Loading large collections
06 Oct 2009, by Chris Norton
7 Comments · Posted in Magento

    Working with large Magento collections in PHP can often cause problems with memory usage and, to a lesser extent, computational overhead. The common method of loading all objects in the collection quickly becomes problematic as collection size increases. For stores with thousands of products or categories, chances are you'll be running into PHP memory limits more often than not. This post explains how to process collections in a less memory intensive way and should be a starting point for working with any large collection.

    It's easy to tell when memory is becoming an issue as you'll see an error along the lines of:

    Fatal error: Allowed memory size of 134217728 bytes exhausted (tried to allocate 49 bytes) in /var/www/magento/lib/Zend/Db/Statement/Pdo.php on line 294

    Often it is simple enough to increase the value of memory_limit using a .htaccess file or the system PHP configuration. However, as collection sizes grow, eventually you reach a point where this becomes unreasonable and there is a need to reduce the memory being used instead of trying to allocate more. In the following example I will be loading a product collection and processing each of the products in such a way that it should scale to almost any collection size with a reasonable amount of memory usage.

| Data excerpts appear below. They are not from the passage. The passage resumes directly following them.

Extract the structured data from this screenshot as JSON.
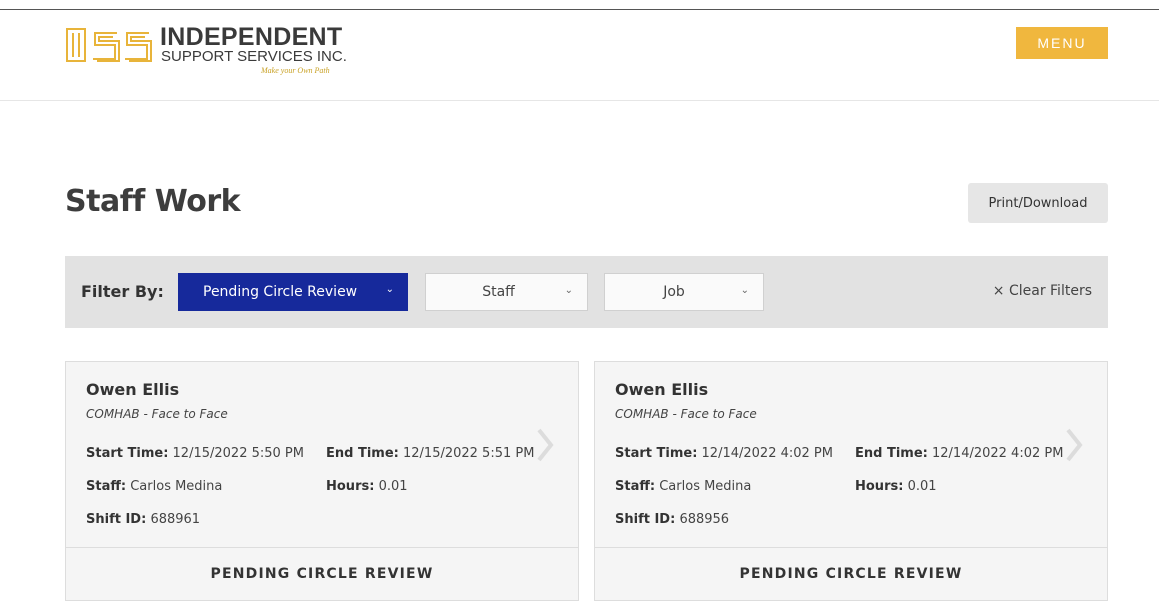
{
  "header": {
    "logo_name": "INDEPENDENT",
    "logo_sub": "SUPPORT SERVICES INC.",
    "logo_tagline": "Make your Own Path",
    "menu_label": "MENU",
    "accent_color": "#f0b73e"
  },
  "page": {
    "title": "Staff Work",
    "print_label": "Print/Download"
  },
  "filters": {
    "label": "Filter By:",
    "status": "Pending Circle Review",
    "staff": "Staff",
    "job": "Job",
    "clear": "× Clear Filters",
    "status_color": "#16299b"
  },
  "labels": {
    "start": "Start Time:",
    "end": "End Time:",
    "staff": "Staff:",
    "hours": "Hours:",
    "shift": "Shift ID:"
  },
  "cards": [
    {
      "name": "Owen Ellis",
      "job": "COMHAB - Face to Face",
      "start": "12/15/2022 5:50 PM",
      "end": "12/15/2022 5:51 PM",
      "staff": "Carlos Medina",
      "hours": "0.01",
      "shift_id": "688961",
      "status": "PENDING CIRCLE REVIEW"
    },
    {
      "name": "Owen Ellis",
      "job": "COMHAB - Face to Face",
      "start": "12/14/2022 4:02 PM",
      "end": "12/14/2022 4:02 PM",
      "staff": "Carlos Medina",
      "hours": "0.01",
      "shift_id": "688956",
      "status": "PENDING CIRCLE REVIEW"
    }
  ]
}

Similar code will work for any kind of collection, such as products, categories, orders and so forth.

    First, we'll begin by creating a callback function that will process each product and do something with the information. You can find more information about callbacks in the PHP Manual. For this example I'll simply print out some basic details, along with an extra argument which is passed to the callback function (more on this later).

    function productCallback($args)
        $product = Mage::getModel('catalog/product');
        echo $args['arg1'] . "\n";
        echo $product->getSku() . ': ' . $product->getName() . "\n";

    Note the use of $args['row'] to retrieve the product information. The row key will, as you would expect, contain the data for each row of the collection. In this case, the data maps to a product, so I have loaded it into a product object for easy processing.

    Next, we set up the product collection to be processed. This code should be familiar to anyone who has worked with Magento collection objects before. One thing to keep in mind is that the attributes you select are important - only those that are explicitly selected will be available to use in the callback function.

    $products = Mage::getModel('catalog/product')->getCollection()
                        ->addAttributeToSelect(array('name', 'short_description', 'description', 'price', 'image', 'status', manufacturer', 'url_path'), 'inner');

    The final piece of code below is the key to reducing memory usage:

    Mage::getSingleton('core/resource_iterator')->walk($products->getSelect(), array('productCallback'), array('arg1' => '===='));

    Essentially what it does is steps through the results returned from the database one by one and sends each row to the callback function defined above. This is in contrast to loading all objects in the collection result all at once. Not loading objects individually saves memory by not loading in all the unneeded data, and also on processing time as there's a lot of logic involved in loading most objects.

    Note that the second two arguments shown above are indirectly mapped to the call_user_func function in PHP. The first array is the callback function to use and the second array represents additional arguments to pass to the callback. I have used the example of a simple callback function that has an extra argument of arg1. If you're using this code inside a class and want to use a class method for the callback instead of a function, you'll need to change the code to be:

    Mage::getSingleton('core/resource_iterator')->walk($products->getSelect(), array(array($this, 'productCallback')), array('arg1' => '===='));

    Excessive memory usage is something that we've run into frequently when working with large collections and I'm sure many others have as well. Hopefully the above code serves as a good starting point for developing your own solutions that minimise memory usage and improve performance.